Sample times out at activeDeadlineSeconds
Pod TTL safety net kicked in
Default is 21600s (6h). Bump in escapebench.yaml if you're running long agent runs.
Sample's mid-run state isn't readable in inspect view
--log-shared not enabled, or eval still finalizing
Add --log-shared 60 --display log to every agent invocation (already in CLAUDE.md / quickstart.md examples).
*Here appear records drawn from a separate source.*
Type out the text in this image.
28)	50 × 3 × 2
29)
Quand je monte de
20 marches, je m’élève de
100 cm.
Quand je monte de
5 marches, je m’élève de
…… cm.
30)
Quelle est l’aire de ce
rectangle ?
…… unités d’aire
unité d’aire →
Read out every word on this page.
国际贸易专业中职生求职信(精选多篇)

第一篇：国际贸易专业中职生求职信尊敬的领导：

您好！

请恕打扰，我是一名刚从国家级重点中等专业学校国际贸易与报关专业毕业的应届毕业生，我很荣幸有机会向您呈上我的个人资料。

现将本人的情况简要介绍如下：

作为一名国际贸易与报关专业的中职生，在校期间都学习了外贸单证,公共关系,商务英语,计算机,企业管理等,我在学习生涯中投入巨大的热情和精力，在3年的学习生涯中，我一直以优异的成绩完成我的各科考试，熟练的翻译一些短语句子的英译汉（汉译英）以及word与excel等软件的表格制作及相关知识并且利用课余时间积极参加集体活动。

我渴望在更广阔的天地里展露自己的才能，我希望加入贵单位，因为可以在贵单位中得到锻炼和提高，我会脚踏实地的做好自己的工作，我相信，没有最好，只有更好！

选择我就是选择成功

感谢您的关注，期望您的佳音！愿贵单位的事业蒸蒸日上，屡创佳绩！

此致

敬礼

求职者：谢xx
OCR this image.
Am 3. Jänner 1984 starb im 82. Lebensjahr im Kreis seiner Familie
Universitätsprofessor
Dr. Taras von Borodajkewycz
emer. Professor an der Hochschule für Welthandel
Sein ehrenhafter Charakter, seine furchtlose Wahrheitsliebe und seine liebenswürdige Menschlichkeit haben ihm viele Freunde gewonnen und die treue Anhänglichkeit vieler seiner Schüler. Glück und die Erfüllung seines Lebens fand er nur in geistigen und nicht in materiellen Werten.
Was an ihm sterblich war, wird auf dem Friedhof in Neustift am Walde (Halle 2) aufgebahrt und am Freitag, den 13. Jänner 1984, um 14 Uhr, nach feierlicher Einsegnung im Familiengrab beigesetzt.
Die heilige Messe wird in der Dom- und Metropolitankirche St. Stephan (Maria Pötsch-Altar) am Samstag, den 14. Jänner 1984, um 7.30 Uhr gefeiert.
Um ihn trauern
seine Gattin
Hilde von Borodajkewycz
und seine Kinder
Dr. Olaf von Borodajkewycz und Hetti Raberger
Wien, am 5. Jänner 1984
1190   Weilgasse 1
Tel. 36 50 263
The .eval zip's central directory only lands at finalize without it.
Backgrounded run's captured stdout is empty
--display full (default) is a Textual TUI that doesn't capture
Add --display log.
Multiple samples across different variants all error with "ESCAPEBENCH_ALLOW_UNVALIDATED_IMAGE" pulled images that aren't yours
The flag was leaked into the parent process env outside _run_validation
Only python -m escapebench.build's subprocess should set this. Search your shell env / CI for stray exports; the runtime's marker check exists exactly to keep un-validated bytes inert.
Validation eval inside python -m escapebench.build fails on the negative control
The qcow2 boots but the scoring pipeline broke (Helm chart, payload runner, etc.)
Inspect the validation eval's .eval log; the build's marker is not written, so the qcow2 stays inert. Fix the underlying issue and rerun the build.
Validation eval fails on the positive control (reference exploit)
Exploit drift — kernel update / package bump moved the target
Build still completes (positive control is warn-only); reference exploit needs regeneration. For pinned exploits with embedded binaries, see CLAUDE.md → "Pinned reference exploits".